I think the photograph has nothing to do with the case. One thing that does strike me is that given how heavily publicised it has been, no one has come forward to identify the two youngsters, neither have they emerged. The person who dropped the photo hasn’t claimed it. I suppose it’s possible the right people just missed all the fuss. Or they didn’t want to associate themselves with the circus round the photograph if it was just a prank picture. Being known as the kids who weren’t kidnapped after all might be something they didn’t want to live down especially if they came from a small town.
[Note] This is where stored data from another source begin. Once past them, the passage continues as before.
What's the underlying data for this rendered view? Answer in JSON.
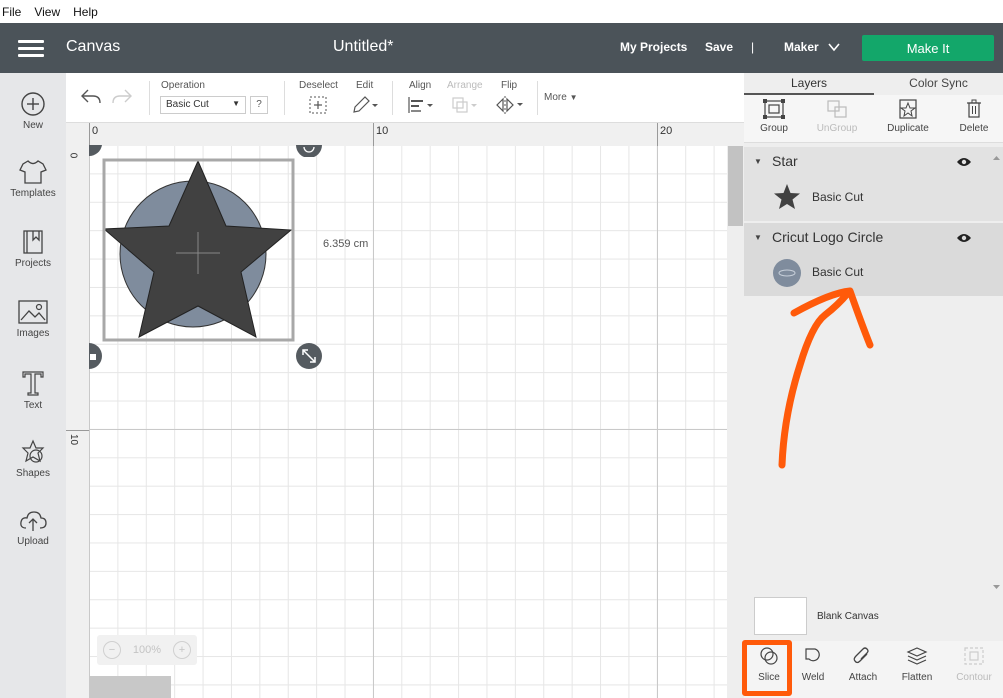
{
  "menu": [
    "File",
    "View",
    "Help"
  ],
  "header": {
    "app_title": "Canvas",
    "document_title": "Untitled*",
    "my_projects": "My Projects",
    "save": "Save",
    "separator": "|",
    "machine": "Maker",
    "make_it": "Make It"
  },
  "sidebar": {
    "items": [
      {
        "label": "New",
        "icon": "plus-circle-icon"
      },
      {
        "label": "Templates",
        "icon": "shirt-icon"
      },
      {
        "label": "Projects",
        "icon": "bookmark-icon"
      },
      {
        "label": "Images",
        "icon": "image-icon"
      },
      {
        "label": "Text",
        "icon": "text-icon"
      },
      {
        "label": "Shapes",
        "icon": "shapes-icon"
      },
      {
        "label": "Upload",
        "icon": "upload-icon"
      }
    ]
  },
  "toolbar": {
    "operation_label": "Operation",
    "operation_value": "Basic Cut",
    "help": "?",
    "deselect": "Deselect",
    "edit": "Edit",
    "align": "Align",
    "arrange": "Arrange",
    "flip": "Flip",
    "more": "More"
  },
  "canvas": {
    "ruler_top": [
      "0",
      "10",
      "20"
    ],
    "ruler_left": [
      "0",
      "10"
    ],
    "dimension": "6.359 cm",
    "zoom": "100%",
    "zoom_minus": "−",
    "zoom_plus": "+"
  },
  "right_panel": {
    "tabs": [
      "Layers",
      "Color Sync"
    ],
    "actions": [
      "Group",
      "UnGroup",
      "Duplicate",
      "Delete"
    ],
    "layers": [
      {
        "name": "Star",
        "item": "Basic Cut"
      },
      {
        "name": "Cricut Logo Circle",
        "item": "Basic Cut"
      }
    ],
    "blank_canvas": "Blank Canvas",
    "bottom_actions": [
      "Slice",
      "Weld",
      "Attach",
      "Flatten",
      "Contour"
    ]
  },
  "colors": {
    "header_bg": "#4b5359",
    "make_it": "#13a76a",
    "annotation": "#ff5a0a",
    "star": "#414141",
    "circle": "#7f8c9d"
  }
}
Yes, when I went down the rabbit hole on this case a few years ago I realized it’s pretty much solved. I’m pretty sure there’s an extensive case report out there from one of the later Sheriff’s assigned to the case with interviews etc. I also thought the main suspects were deceased, and at least one was related to the Sheriff a the time. There have been a few write ups on this sub over the years which likely have more details.